Ziel ist es unter anderem herauszufinden, ob Briefe zugestellt werden können oder ob persönliche Gerichtsverhandlungen notwendig sind. So soll im Rahmen einer Hauptverhandlung eine angemessene Strafe gefunden werden – beispielsweise eine tatsächlich bezahlbare Geldbuße angepasst an individuelle Möglichkeiten.

Ob das Projekt langfristig Ersatzfreiheitsstrafen reduziert bleibt abzuwarten; derzeit läuft noch die Evaluation dieser Maßnahmen durch beteiligte Stellen wie Sebastian Büchner von der Berliner Staatsanwaltschaft.

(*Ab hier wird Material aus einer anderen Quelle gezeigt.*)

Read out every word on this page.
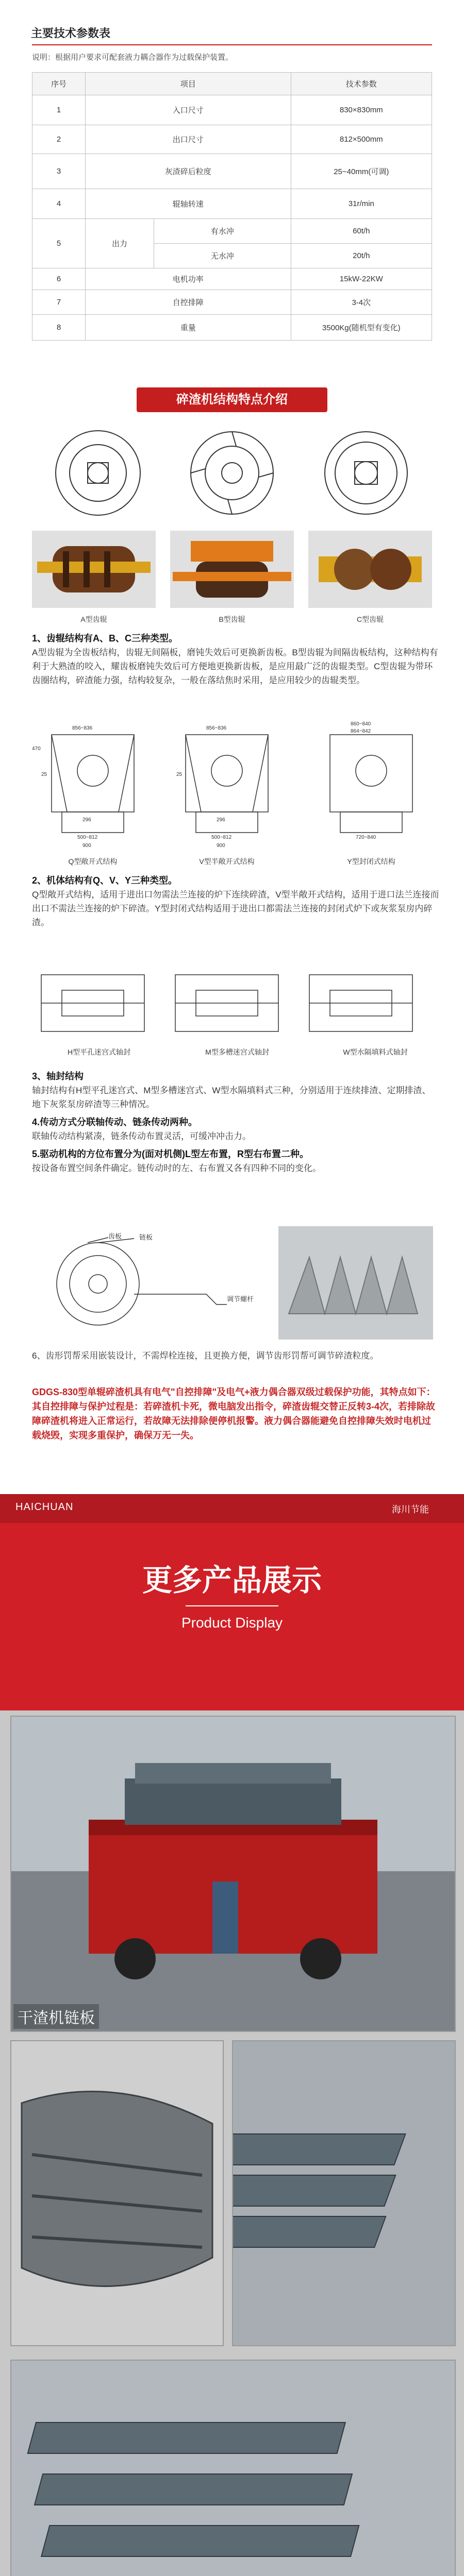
主要技术参数表
说明：根据用户要求可配套液力耦合器作为过载保护装置。
序号	项目		技术参数
1	入口尺寸		830×830mm
2	出口尺寸		812×500mm
3	灰渣碎后粒度		25~40mm(可调)
4	辊轴转速		31r/min
5	出力	有水冲	60t/h
		无水冲	20t/h
6	电机功率		15kW-22KW
7	自控排障		3-4次
8	重量		3500Kg(随机型有变化)
碎渣机结构特点介绍
A型齿辊	B型齿辊	C型齿辊
1、齿辊结构有A、B、C三种类型。
A型齿辊为全齿板结构，齿辊无间隔板，磨钝失效后可更换新齿板。B型齿辊为间隔齿板结构，这种结构有利于大熟渣的咬入，耀齿板磨钝失效后可方便地更换新齿板，是应用最广泛的齿辊类型。C型齿辊为带环齿圈结构，碎渣能力强，结构较复杂，一般在落结焦时采用，是应用较少的齿辊类型。
856~836
25
296
500~812
900
470
856~836
25
296
500~812
900
860~840
864~842
720~840
Q型敞开式结构	V型半敞开式结构	Y型封闭式结构
2、机体结构有Q、V、Y三种类型。
Q型敞开式结构，适用于进出口勿需法兰连接的炉下连续碎渣，V型半敞开式结构，适用于进口法兰连接而出口不需法兰连接的炉下碎渣。Y型封闭式结构适用于进出口都需法兰连接的封闭式炉下或灰浆泵房内碎渣。
H型平孔迷宫式轴封	M型多槽迷宫式轴封	W型水隔填料式轴封
3、轴封结构
轴封结构有H型平孔迷宫式、M型多槽迷宫式、W型水隔填料式三种，分别适用于连续排渣、定期排渣、地下灰浆泵房碎渣等三种情况。
4.传动方式分联轴传动、链条传动两种。
联轴传动结构紧凑，链条传动布置灵活，可缓冲冲击力。
5.驱动机构的方位布置分为(面对机侧)L型左布置，R型右布置二种。
按设备布置空间条件确定。链传动时的左、右布置又各有四种不同的变化。
齿板	链板
调节螺杆
6、齿形罚帮采用嵌装设计，不需焊栓连接，且更换方便，调节齿形罚帮可调节碎渣粒度。
GDGS-830型单辊碎渣机具有电气"自控排障"及电气+液力偶合器双级过载保护功能，其特点如下：其自控排障与保护过程是：若碎渣机卡死，微电脑发出指令，碎渣齿辊交替正反转3-4次，若排除故障碎渣机将进入正常运行，若故障无法排除便停机报警。液力偶合器能避免自控排障失效时电机过载烧毁，实现多重保护，确保万无一失。
HAICHUAN	海川节能
更多产品展示
Product Display
干渣机链板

Similar Projekte gibt es auch außerhalb Berlins: In Niedersachsen bieten Anlaufstellen für Straffällige Ratentilgungsprogramme an mit verlässlicher Überweisung vereinbarter Raten an Staatsanwaltschaften. Laut eigenen Angaben schließen dort rund 90 Prozent aller Teilnehmenden erfolgreich ab und entgehen so negativen Folgen einer Inhaftierung aufgrund unbezahlter Strafen.

Freiheit statt haft: spendenfinanzierte initiativen gegen ersatzfreiheitshaft

Das spendenfinanzierte Projekt Freiheitsfonds kauft seit dreieinhalb Jahren Menschen frei aus dem Gefängnis ein – hauptsächlich jene mit Haft wegen Schwarzfahrens infolge unbezahlter Geldbußen. Rechtlich möglich ist dies deshalb, weil das Gesetz keine Vorgabe macht; darüber trifft letztendlich Zahlungsverpflichtung, besteht nach Tilgung sofort Freiheitserlangung durch Freikauf; erfolgt somit unmittelbar nach Begleichung des Betrags durch Initiative selbst finanzierter Fonds.

Nach eigenen Angaben hat Freiheitsfonds bisher fast 1 400 Personen freigekauft. Dabei konnten dem Staat fast zwanzig Millionen Euro Kosten gespart werden. Langfristiges Ziel des Projektes besteht darin, fahren ohne Ticket bundesweit zu entkriminalisieren.

Bereits mindestens dreizehn deutsche Kommunen haben diesen Schritt vollzogen, indem entsprechende Ordnungswidrigkeiten abgeschafft wurden. Damit sollen soziale Härten verringert, Gefängnisaufenthalte vermieden sowie Ressourcen effizienter eingesetzt werden.

Solche Initiativen zeigen alternative Wege auf, um gesellschaftliche Probleme rund um Armut, Kleinstdelikte sowie strafrechtliche Sanktionen neu zu denken. Sie ergänzen politische Debatten um Reformansätze jenseits klassischer Vollstreckungsmethoden.